Stanley Steemer licensed AAA Abachman to operate a carpet and upholstery cleaning business under the Stanley Steemer name. The franchise agreement gave Abachman “the sole right to use Stanley Steemer’s ‘trademarks, service marks, patents, and trade secrets’ in its carpet and upholstery cleaning business within its assigned territory.”
After Abachman had secured this right, however, Stanley Steemer licensed a second company to operate a “duct cleaning” business in an overlapping geographic area. Abachman complained to Stanley Steemer that this second license violated its exclusive rights in the area, and, after being rebuffed, sought a declaratory judgment that this was so. The parties’ cross summary judgment motions resulted in judgment for the defendant, Stanley Steemer, on the basis that the franchise agreement granted exclusive rights only as to “carpet” and “upholstery” cleaning, not “duct” cleaning. Abachman appealed to the 11th Circuit.
The central issue in the appeal was whether the contract between Abachman and Stanley Steemer afforded Abachman an exclusive right in Stanley Steemer’s mark generally, or only as to carpet and upholstery. The relevant portion of the agreement gave “Abachman the exclusive and perpetual rights ‘to own and operate a Stanley Steemer carpet and upholstery cleaning business (hereinafter referred to as a ‘Stanley Steemer Business’) in the … ‘Franchisee’s Area’[ ] and to use the trademarks, services marks, patents, [and] trade secrets … solely in a Stanley Steemer Business in that area and in no other manner.’”

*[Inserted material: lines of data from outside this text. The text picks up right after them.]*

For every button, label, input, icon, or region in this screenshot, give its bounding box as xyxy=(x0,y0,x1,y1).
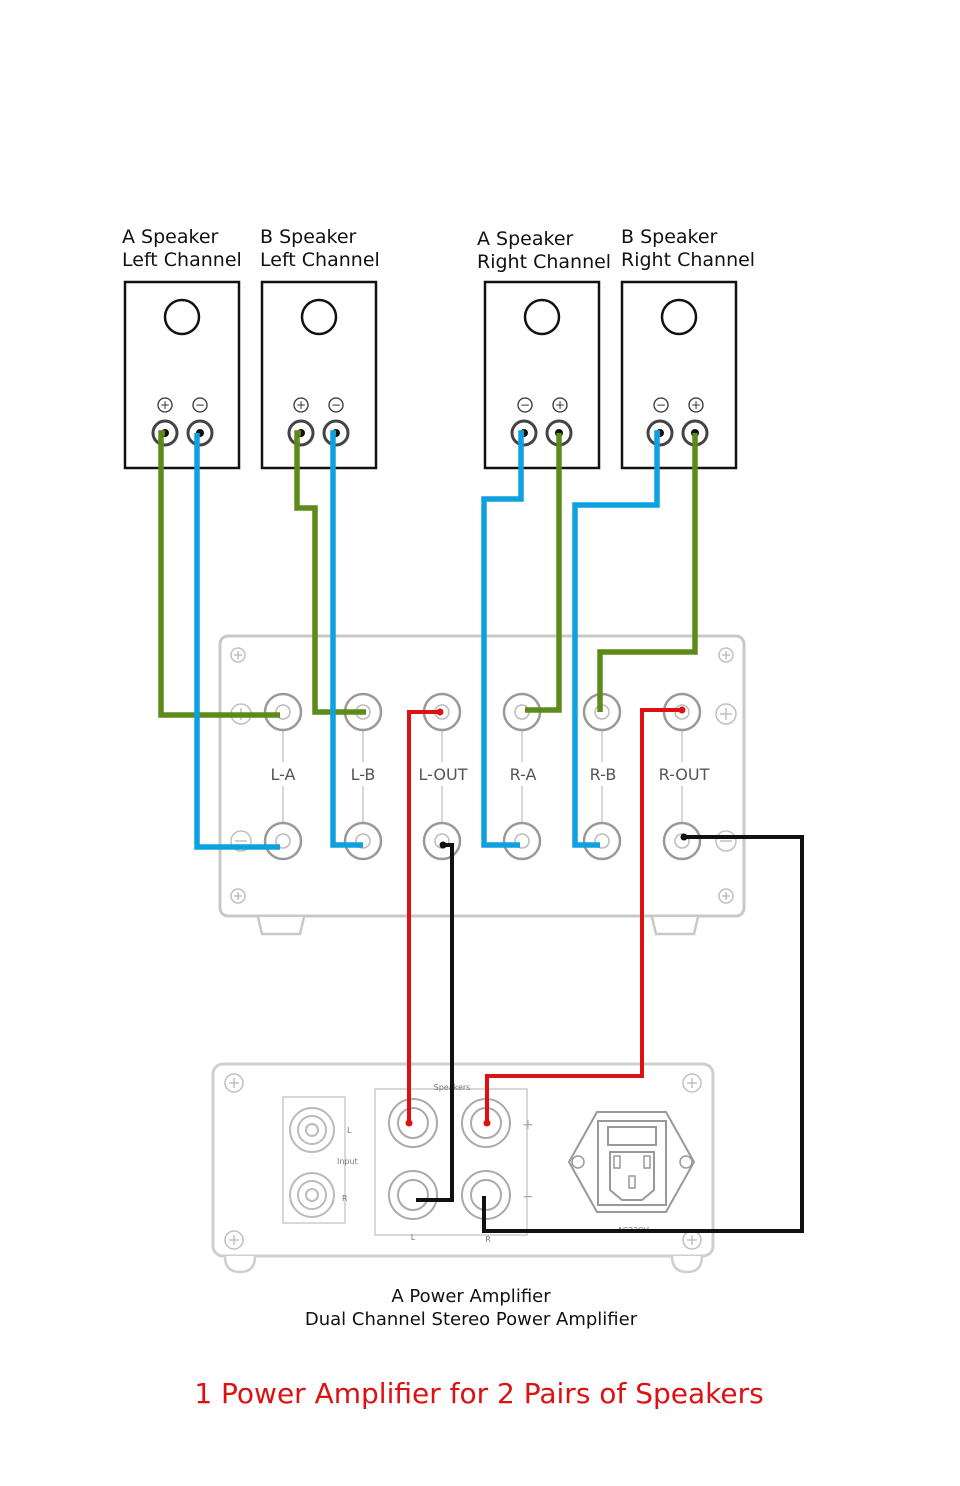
terminal-label: L-OUT xyxy=(419,765,468,784)
input-r-label: R xyxy=(342,1194,348,1203)
plus-marker xyxy=(552,397,568,413)
screw-icon xyxy=(715,703,737,725)
polarity-label: + xyxy=(296,398,306,412)
tweeter xyxy=(300,298,338,336)
minus-marker xyxy=(517,397,533,413)
screw-icon xyxy=(718,647,734,663)
power-inlet-icon xyxy=(567,1111,696,1213)
screw-icon xyxy=(230,647,246,663)
terminal-label: L-B xyxy=(351,765,376,784)
tweeter xyxy=(163,298,201,336)
polarity-label: − xyxy=(520,398,530,412)
speaker-cabinet xyxy=(123,280,241,470)
wire-la-plus xyxy=(158,430,280,718)
amp-caption-line2: Dual Channel Stereo Power Amplifier xyxy=(305,1309,638,1330)
polarity-label: + xyxy=(555,398,565,412)
amp-foot xyxy=(223,1255,257,1274)
wire-ends xyxy=(405,706,688,1127)
diagram-title: 1 Power Amplifier for 2 Pairs of Speaker… xyxy=(194,1377,763,1410)
speaker-a-right: A Speaker Right Channel − + xyxy=(477,228,611,470)
minus-marker xyxy=(653,397,669,413)
polarity-label: − xyxy=(195,398,205,412)
speaker-label-line1: A Speaker xyxy=(477,228,574,250)
plus-marker xyxy=(157,397,173,413)
speaker-b-left: B Speaker Left Channel + − xyxy=(260,226,380,470)
polarity-label: − xyxy=(331,398,341,412)
wire-lout-plus xyxy=(407,710,440,1123)
plus-label: + xyxy=(522,1117,534,1133)
speaker-label-line1: A Speaker xyxy=(122,226,219,248)
terminal-label: R-B xyxy=(590,765,617,784)
screw-icon xyxy=(718,888,734,904)
speaker-label-line2: Right Channel xyxy=(477,251,611,273)
speaker-label-line2: Right Channel xyxy=(621,249,755,271)
speaker-label-line2: Left Channel xyxy=(260,249,380,271)
wire-la-minus xyxy=(194,433,280,850)
wire-ra-minus xyxy=(481,430,524,848)
minus-marker xyxy=(192,397,208,413)
screw-icon xyxy=(682,1073,702,1093)
speaker-cabinet xyxy=(260,280,378,470)
amp-wires xyxy=(407,708,804,1233)
wire-rb-plus xyxy=(597,433,698,712)
screw-icon xyxy=(682,1230,702,1250)
speaker-cabinet xyxy=(620,280,738,470)
amp-foot xyxy=(670,1255,704,1274)
speaker-a-left: A Speaker Left Channel + − xyxy=(122,226,242,470)
polarity-label: − xyxy=(656,398,666,412)
plus-marker xyxy=(688,397,704,413)
input-label: Input xyxy=(337,1157,358,1166)
tweeter xyxy=(523,298,561,336)
screw-icon xyxy=(224,1073,244,1093)
plus-marker xyxy=(293,397,309,413)
minus-marker xyxy=(328,397,344,413)
wire-lout-minus xyxy=(416,843,454,1202)
wire-rb-minus xyxy=(572,430,660,848)
tweeter xyxy=(660,298,698,336)
speaker-label-line1: B Speaker xyxy=(260,226,357,248)
speaker-label-line2: Left Channel xyxy=(122,249,242,271)
wire-lb-plus xyxy=(294,430,366,715)
wire-lb-minus xyxy=(330,430,363,848)
minus-label: − xyxy=(522,1189,534,1205)
terminal-label: R-OUT xyxy=(659,765,710,784)
out-r-label: R xyxy=(485,1235,491,1244)
wire-rout-minus xyxy=(482,835,804,1233)
amp-caption-line1: A Power Amplifier xyxy=(391,1286,551,1307)
wire-ra-plus xyxy=(525,433,562,713)
out-l-label: L xyxy=(411,1233,416,1242)
polarity-label: + xyxy=(160,398,170,412)
switcher-foot xyxy=(256,916,306,936)
terminal-label: R-A xyxy=(510,765,537,784)
wires xyxy=(158,430,698,850)
speaker-label-line1: B Speaker xyxy=(621,226,718,248)
terminal-label: L-A xyxy=(271,765,296,784)
screw-icon xyxy=(224,1230,244,1250)
input-l-label: L xyxy=(347,1126,352,1135)
speaker-cabinet xyxy=(483,280,601,470)
screw-icon xyxy=(230,888,246,904)
power-amplifier: L Input R Speakers + − L R AC220V xyxy=(211,1062,715,1274)
wire-rout-plus xyxy=(485,708,682,1123)
speaker-b-right: B Speaker Right Channel − + xyxy=(620,226,755,470)
polarity-label: + xyxy=(691,398,701,412)
screw-icon xyxy=(715,830,737,852)
switcher-foot xyxy=(650,916,700,936)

The per curiam decision affirmed the district court, holding that this language provided an exclusive right to the Stanley Steemer mark only as to “carpet and upholstery.” Relying on the language “and in no other manner,” the Court held that this unambiguous language foreclosed any broader understanding of the contract, even a subsequent term requiring payment by Abachman to Stanley Steemer for “any additional sale resulting from or associated with the name Stanley Steemer.”
Although there was a weak, facial argument that the broad language “trademarks, services marks, patents and trade secrets” is broader than only “carpet and upholstery cleaning” if done under the Stanley Steemer name, it seems clear that the Court concluded from the contract language quoted in its opinion that such use is constrained to “Stanley Steemer Business,” a term defined as “a Stanley Steemer carpet and upholstery cleaning business.”
Although neither a trendsetting case nor a departure from black letter law, this case is a good reminder that clearly written, descriptive contract language is (still) critical and definitive in disputes. Here, Stanley Steemer did a good job of providing both the breadth necessary for Abachman to run a successful franchise and at the same time limiting that franchise strictly so as to enter into a separate agreement with another entity.